There are many factors which might suggest it is easier to obtain a divorce in a mixed marriage. Some have argued, "My spouse is ungodly, totally depraved in intellect and will, sinning always in body and in soul, and transgressing with mouth, hands and feet (Rom. 3:10-18). He is an enemy of God and hates Him. And what about the antithesis between righteousness and unrighteousness, light and darkness, Christ and Belial, and the temple of God and idols (II Cor. 6:14-16)? James says that ‘friendship [with] the world is enmity with God’ (James 4:4). Am I to remain married to a worldly and ungodly spouse?"
Think too of the nature of marriage as a one-flesh bond, the most intimate union between two human beings! Ought the child of God live, dwell, eat and drink, take holidays, talk, share one’s bed, and have and rear children with an unbeliever? The husband, as the head of his wife, must love her as Christ loved the church (Eph. 5:25-29, 33). The wife is to submit herself unto her husband as unto the Lord (22-24, 33). "How can this be obeyed in our mixed marriage? Should I not simply divorce?" some have asked.

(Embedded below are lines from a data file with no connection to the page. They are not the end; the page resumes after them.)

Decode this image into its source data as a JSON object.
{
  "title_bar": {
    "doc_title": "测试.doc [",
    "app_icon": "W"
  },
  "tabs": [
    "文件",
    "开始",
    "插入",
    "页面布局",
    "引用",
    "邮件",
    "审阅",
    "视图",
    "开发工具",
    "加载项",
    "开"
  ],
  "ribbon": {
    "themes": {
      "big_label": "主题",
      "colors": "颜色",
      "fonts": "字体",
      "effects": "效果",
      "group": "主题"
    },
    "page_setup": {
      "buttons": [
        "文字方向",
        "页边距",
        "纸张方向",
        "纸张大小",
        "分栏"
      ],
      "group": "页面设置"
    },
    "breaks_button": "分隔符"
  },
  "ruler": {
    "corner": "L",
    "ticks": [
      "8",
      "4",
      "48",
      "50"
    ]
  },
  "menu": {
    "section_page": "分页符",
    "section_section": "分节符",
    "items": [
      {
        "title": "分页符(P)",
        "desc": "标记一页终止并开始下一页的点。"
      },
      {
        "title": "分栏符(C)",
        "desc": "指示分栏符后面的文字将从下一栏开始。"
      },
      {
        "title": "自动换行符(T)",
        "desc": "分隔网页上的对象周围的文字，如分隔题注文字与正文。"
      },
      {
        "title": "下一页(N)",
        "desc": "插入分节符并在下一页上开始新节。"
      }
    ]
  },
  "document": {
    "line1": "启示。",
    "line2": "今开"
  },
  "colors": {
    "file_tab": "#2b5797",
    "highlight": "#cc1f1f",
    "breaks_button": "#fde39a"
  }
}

There are further practical difficulties. What if you’re married to a Buddhist or a Satanist or a Roman Catholic or a liberal or an ecumenist or an Arminian? Or, your spouse simply despises all "religion"? What do you do on the Lord’s Day? Do you go to his departing or apostate church? Your unbelieving wife may want the family to go to the beach or to visit her relatives. Your unbelieving spouse may oppose your attending divine worship services, especially if you want to bring your children. To him (or her), you are merely a religious fanatic.
What about friends? His friends are ungodly; yours are believers. Your friends and his friends don’t get on. There may be some differences in preferences in social activities amongst a believing husband and his believing wife, but the differences are much bigger in mixed marriages, especially if the unbelieving spouse wants to do things which are in themselves sinful.
Then what about the use of the TV, or prayers at meal times, or disciplining your children, and so on? Often, and understandably so, the believer in a mixed marriage will groan, "Everything is a battle!" And you feel that your unbelieving spouse is very quick to accuse you of hypocrisy (which sadly may be the case) or of "preaching" at him or her.
"Surely, in all of this," the weary believer might think, "I have grounds for divorce! One of these things or, at very least, all of them together must constitute a valid reason. Besides, I don’t think I can cope any more. Surely God cannot be that cruel and the Christian life cannot be that hard! And there are many churches which would allow me to get a divorce …"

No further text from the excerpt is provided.